ANGER: That wave of refusing to acknowledge reality quickly fades as the Harvest Home Parade rolls around a few days later. Now in its 139th year, the parade along Cheviot’s main drag is “the” event for politicians. This time, even the Republicans — check that, especially the Republicans — show up.

Every public office-holder in a 25-mile radius either has a float or marches in the parade, hoping to get the crucial 4-H Club constituency. This event single-handedly keeps the silk-screened T-shirt business booming.

Like clockwork each fall, the parade raises burning questions while reporters squint in the sunlight and are jostled by onlookers vying for a better view. Questions like, “Why are city of Cincinnati politicians marching in Cheviot?” and “Why does the sheriff need a battle-ready tank?”

“Am I really friggin’ here with funnel cake stuck to my shoe and someone in a lawn chair blowing cigarette smoke on my clothes and telling me about the genius of Sarah Palin,” I can be heard to mutter before I duck into the nearby Smokin’ Monkey for a bowl of vodka and glares from the bartender.

BARGAINING: Once October rolls around, candidates have put away their marching shoes in favor of appearing at debates. Lots and lots of debates.

As a I try to determine which would be more informative, a political forum at the Green Township Republican Club or watching WCPO anchorman Clyde Gray feign interest while hosting a Freedom Center candidates’ night, I briefly consider shaking things up with off-the-wall questions that might rattle the candidates enough to throw them off their well-rehearsed answers.

“Mr. Mallory, which Lord of the Rings character are you most like, and why?” pops into my head. So does, “Congresswoman Schmidt, were you really born in Miami Township or do you maintain dual citizenship in the Wonderful Land of Oz?”

I try to reassure myself that I can make the debates interesting, even if it means facing the public scorn of bloggers and Streetvibes.

DEPRESSION: By the time of Election Night in early November, I find myself willing to concede that representative democracy might not work like the Founding Fathers intended. As I stumble through the crowds at the Board of Elections office, patiently awaiting returns and this year’s explanation about why they’re late, I watch candidates awkwardly make small talk with supporters.

Maybe if I ask nicely enough Jim Tarbell will play his harmonica.
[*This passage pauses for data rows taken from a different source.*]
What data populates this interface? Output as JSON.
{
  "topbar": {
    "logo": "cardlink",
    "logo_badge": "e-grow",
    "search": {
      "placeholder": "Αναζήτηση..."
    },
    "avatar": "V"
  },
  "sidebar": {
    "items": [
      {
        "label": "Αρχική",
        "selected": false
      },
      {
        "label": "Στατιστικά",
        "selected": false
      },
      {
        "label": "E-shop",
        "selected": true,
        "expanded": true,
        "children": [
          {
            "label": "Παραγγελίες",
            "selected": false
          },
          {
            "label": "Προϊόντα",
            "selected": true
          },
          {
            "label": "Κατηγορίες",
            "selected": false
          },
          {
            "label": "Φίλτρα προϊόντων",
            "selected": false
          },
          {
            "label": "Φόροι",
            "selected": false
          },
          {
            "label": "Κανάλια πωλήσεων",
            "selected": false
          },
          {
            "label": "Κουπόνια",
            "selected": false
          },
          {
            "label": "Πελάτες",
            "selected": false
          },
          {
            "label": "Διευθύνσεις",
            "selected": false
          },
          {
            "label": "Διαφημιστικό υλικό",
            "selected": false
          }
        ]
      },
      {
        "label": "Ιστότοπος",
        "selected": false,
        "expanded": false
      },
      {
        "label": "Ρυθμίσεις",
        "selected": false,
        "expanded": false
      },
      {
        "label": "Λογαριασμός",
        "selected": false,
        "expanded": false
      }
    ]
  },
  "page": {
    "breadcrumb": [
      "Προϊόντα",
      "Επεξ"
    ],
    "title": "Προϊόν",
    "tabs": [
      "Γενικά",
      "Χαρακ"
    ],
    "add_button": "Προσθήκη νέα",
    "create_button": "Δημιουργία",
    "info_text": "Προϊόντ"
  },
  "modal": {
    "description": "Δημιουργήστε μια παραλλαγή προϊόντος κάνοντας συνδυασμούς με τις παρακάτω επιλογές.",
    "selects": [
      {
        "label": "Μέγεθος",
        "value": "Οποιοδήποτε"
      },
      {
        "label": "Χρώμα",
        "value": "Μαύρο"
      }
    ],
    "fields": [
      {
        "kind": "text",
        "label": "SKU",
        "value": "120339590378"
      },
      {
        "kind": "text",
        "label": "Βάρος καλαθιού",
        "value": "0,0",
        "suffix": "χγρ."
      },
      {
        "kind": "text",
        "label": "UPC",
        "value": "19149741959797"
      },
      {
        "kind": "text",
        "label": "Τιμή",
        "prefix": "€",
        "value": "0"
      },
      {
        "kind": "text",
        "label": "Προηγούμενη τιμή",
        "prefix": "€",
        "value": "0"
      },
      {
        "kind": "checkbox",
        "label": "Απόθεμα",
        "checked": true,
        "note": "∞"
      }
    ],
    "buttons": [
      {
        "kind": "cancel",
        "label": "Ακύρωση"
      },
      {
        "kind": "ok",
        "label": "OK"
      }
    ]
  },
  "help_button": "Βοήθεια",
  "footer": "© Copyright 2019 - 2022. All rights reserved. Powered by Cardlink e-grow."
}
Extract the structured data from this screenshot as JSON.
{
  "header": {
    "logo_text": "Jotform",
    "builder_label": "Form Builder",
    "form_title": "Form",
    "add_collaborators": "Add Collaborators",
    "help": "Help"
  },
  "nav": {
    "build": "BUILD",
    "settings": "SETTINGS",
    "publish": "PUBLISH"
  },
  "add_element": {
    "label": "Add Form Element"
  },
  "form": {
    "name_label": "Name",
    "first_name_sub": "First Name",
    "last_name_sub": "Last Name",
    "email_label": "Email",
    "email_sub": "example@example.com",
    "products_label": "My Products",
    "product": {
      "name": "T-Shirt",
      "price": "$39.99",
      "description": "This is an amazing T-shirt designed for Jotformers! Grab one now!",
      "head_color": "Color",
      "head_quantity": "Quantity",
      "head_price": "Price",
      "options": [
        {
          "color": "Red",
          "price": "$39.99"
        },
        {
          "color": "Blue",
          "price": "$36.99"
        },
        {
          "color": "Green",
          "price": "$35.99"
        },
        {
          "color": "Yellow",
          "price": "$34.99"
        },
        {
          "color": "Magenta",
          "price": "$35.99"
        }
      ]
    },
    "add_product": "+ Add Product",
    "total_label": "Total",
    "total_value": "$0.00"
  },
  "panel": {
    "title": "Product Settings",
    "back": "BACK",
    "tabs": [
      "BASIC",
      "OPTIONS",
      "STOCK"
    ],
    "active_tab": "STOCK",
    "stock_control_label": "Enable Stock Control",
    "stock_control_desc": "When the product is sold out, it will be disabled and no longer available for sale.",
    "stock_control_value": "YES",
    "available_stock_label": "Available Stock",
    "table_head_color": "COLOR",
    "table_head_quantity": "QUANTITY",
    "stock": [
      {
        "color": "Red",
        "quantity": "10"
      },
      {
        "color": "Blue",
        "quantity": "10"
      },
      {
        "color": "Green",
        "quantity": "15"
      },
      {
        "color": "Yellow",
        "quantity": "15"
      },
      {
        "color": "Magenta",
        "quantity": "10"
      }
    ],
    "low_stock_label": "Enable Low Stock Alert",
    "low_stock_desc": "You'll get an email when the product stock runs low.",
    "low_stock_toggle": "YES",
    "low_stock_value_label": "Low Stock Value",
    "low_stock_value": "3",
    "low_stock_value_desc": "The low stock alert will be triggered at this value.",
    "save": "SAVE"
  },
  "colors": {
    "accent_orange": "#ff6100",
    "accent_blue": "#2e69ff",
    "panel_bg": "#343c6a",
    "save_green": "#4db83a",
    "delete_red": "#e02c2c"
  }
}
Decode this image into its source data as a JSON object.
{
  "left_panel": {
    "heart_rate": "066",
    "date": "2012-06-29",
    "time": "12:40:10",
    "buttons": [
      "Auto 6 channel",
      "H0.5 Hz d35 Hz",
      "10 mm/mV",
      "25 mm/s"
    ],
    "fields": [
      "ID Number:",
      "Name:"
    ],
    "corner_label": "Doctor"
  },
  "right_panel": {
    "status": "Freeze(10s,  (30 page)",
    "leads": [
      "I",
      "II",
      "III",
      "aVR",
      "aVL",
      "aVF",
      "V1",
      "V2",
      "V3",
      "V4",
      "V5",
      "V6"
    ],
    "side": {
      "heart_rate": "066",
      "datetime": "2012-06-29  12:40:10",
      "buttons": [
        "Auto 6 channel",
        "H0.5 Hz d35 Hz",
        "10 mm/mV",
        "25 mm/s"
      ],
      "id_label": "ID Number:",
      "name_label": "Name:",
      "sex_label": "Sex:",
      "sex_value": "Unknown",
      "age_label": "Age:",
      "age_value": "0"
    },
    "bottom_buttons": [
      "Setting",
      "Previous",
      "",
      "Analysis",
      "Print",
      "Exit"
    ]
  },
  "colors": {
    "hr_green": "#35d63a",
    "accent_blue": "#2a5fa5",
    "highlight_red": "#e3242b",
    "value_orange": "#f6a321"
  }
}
“Why do my bosses always make me come here shortly after the polls close, when we all know nothing ever happens until 10 o’clock or later?” I muse.

As the empty hours drag on and I explain to a Fox 19 reporter what “incumbent” means, I mull how much damage would happen to a body jumping from a third-floor window. “Nevermind,” I think. “There’s a fire station right across the street. The paramedics would arrive too quickly.”

ACCEPTANCE: When the final results are finally tallied, it becomes crunch time. It’s easy to track down the winners at victory parties by making the circuit that runs from Arnold’s to Garfield Suites to the Hilton. Harder is getting sore losers to answer their phones at home after midnight, hoping for a soundbite. They must know by now that beating a hasty retreat never works.

Still, while watching smiling volunteers pat each other on the back for helping their candidate win or seeing high school kids busily taking notes for a civics assignment, it’s easy to remember how exciting campaigns can be and how many people in the world aspire to such a political system — warts and all.

“Maybe campaign season isn’t so bad after all,” I tell myself.

To be sure, there’s some value to be had from political campaigns, but you have to look long and hard for it and stray from the well-trodden path.

Forget Charles Dickens and all his fancy prose and Kubler-Ross and her book-learnin’. When things look bleak, I remember the sage words of Mrs. Garrett from The Facts of Life: “You take the good, you take the bad, you take ‘em both and…”

Well, you know the rest. See you at the Board of Elections.